Can I benefit from counselling?
Written by listed counsellor/psychotherapist: Emma Dunn, Insightfulness Counselling and Psychotherapy
3rd November, 20140 Comments
Counselling is frequently associated with mental ill health. However the potential it offers to share our internal dialogue with someone unbiased and non-judgemental is frequently ignored.
We attend to the body, the shell, our physical form. This is how we see ourselves in the mirror, and it is important. Our acceptance of this picture in the mirror, is often conditioned by a view that society gives us regarding what is aesthetically pleasing. Some of us our more bound by this view than others, and constantly need to pay attention to how we look in order to feel ‘acceptable’ and ‘accepted’ to others and ourselves.

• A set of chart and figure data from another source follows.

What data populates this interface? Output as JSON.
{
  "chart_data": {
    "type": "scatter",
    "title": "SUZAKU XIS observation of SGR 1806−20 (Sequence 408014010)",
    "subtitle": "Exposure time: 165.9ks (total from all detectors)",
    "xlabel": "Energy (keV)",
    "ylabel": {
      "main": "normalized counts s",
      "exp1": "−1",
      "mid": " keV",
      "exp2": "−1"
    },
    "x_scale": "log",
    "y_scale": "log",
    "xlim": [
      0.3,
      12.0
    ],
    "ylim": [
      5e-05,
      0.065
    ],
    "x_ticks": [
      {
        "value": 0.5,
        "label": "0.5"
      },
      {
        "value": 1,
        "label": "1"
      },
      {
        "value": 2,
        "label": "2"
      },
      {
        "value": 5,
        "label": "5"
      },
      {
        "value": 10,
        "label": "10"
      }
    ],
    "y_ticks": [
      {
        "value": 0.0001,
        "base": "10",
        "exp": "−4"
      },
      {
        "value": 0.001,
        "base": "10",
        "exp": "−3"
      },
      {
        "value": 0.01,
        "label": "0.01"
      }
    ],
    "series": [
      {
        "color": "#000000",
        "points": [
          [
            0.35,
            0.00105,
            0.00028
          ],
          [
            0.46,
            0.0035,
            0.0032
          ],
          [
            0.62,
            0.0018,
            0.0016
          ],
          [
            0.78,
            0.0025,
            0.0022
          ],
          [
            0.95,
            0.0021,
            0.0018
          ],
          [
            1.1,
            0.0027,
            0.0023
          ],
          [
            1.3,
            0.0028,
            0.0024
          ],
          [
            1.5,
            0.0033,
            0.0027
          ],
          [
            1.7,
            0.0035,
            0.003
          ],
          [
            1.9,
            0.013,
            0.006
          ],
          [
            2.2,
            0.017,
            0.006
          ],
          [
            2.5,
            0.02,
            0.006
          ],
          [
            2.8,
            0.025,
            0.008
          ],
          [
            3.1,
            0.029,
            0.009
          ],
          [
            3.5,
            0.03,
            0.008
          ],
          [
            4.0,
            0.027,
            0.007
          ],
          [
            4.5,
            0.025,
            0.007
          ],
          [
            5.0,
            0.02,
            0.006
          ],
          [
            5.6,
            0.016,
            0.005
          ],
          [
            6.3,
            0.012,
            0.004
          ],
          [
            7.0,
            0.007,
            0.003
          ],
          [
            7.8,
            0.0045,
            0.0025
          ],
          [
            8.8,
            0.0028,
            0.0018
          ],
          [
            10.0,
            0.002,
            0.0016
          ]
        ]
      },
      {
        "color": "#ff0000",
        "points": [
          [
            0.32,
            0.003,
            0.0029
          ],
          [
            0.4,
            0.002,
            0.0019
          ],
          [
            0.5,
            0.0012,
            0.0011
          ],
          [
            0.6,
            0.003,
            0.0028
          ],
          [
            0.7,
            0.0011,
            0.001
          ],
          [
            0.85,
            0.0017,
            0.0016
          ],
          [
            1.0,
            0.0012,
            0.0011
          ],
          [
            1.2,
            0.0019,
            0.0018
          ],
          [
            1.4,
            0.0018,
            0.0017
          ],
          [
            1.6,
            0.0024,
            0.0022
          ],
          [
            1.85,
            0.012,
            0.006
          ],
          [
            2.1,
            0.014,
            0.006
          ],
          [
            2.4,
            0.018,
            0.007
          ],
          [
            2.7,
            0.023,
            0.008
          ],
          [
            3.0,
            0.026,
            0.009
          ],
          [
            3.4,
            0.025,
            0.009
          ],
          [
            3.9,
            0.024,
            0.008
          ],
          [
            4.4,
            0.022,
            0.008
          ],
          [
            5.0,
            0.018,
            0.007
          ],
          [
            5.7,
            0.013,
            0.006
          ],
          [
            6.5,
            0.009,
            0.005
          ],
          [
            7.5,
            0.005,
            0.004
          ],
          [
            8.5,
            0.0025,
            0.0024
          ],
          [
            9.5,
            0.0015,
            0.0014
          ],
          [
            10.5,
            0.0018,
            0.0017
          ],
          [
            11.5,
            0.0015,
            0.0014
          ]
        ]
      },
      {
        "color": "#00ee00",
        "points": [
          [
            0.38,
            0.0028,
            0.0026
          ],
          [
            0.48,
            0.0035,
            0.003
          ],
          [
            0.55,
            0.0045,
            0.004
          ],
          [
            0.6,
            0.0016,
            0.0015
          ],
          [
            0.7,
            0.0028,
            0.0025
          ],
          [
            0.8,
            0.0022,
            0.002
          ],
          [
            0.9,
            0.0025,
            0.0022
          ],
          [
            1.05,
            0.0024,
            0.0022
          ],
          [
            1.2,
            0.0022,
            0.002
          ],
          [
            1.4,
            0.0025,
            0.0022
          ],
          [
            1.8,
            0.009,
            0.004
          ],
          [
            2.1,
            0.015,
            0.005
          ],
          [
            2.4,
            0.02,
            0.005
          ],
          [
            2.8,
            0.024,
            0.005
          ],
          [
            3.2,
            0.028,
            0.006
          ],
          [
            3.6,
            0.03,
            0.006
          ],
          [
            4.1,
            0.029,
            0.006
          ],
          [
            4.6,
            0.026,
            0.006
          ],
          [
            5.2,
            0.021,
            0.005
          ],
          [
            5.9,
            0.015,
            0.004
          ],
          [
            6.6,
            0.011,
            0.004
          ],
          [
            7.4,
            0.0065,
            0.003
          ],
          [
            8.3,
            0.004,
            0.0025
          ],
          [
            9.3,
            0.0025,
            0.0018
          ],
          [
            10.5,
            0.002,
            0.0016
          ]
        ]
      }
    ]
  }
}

The general dissatisfaction of our ‘form’ that many of us have is not a ‘mental illness’ and yet it impacts on our relationships, our ability to get satisfaction from social events, our enjoyment of holidays, because it results in us carrying an anxiety about how we see ourselves and also how others see us.
Then there are those of us who despite having a good quality of life, the family we aspired to, the regular work promotions, good physical health who feel guilty that despite this they do not feel satisfied/happy. We wonder ‘what is the point’. This is not ‘mental illness’ yet impacts on our relationships, our potential to do well, and our overall enjoyment of what we have.
Another group of us carry a sadness (which may be experienced as anger or frustration), it is associated with an aspect of the world, people, society, animal or human welfare, our environment, things that are ‘not good’, for example war, pollution, famine, global warming. Often we have little control of this as an individual but feel as a race/species uniting we can have greater influence, so endeavour to put energy into this. This sadness can be overwhelming, it has a moral or ethical feeling and is hard to ignore. This is not a ‘mental illness’ yet impacts on our relationships, and our satisfaction with our own life journey.
These issues can slip from being motivators to de-motivators, we may feel like a failure, or unlovable, or even worthless, or insignificant. Not a mental health problem, but nevertheless leads to low mood.
Many of us with strong social networks, good communication skills, and who trust those that love us and are close to us, can share these doubts well enough to grow through them and understand themselves better.
Those that are not so fortunate may find their support through counselling. Counselling provides an unconditional space to explore what is that makes us who we are, counsellors generally believe that we are all OK, exploring the things we don’t like about ourselves can be done safely and without fear of judgment. Allowing reflection and opportunity to see things from a fresh perspective.
The benefit of doing this is often felt immediately; having the space to be who we truly are and explore our defences and anxieties in a contained consultation with a stranger who has no vested interest is liberating.
You may even want to try counselling just for the experience!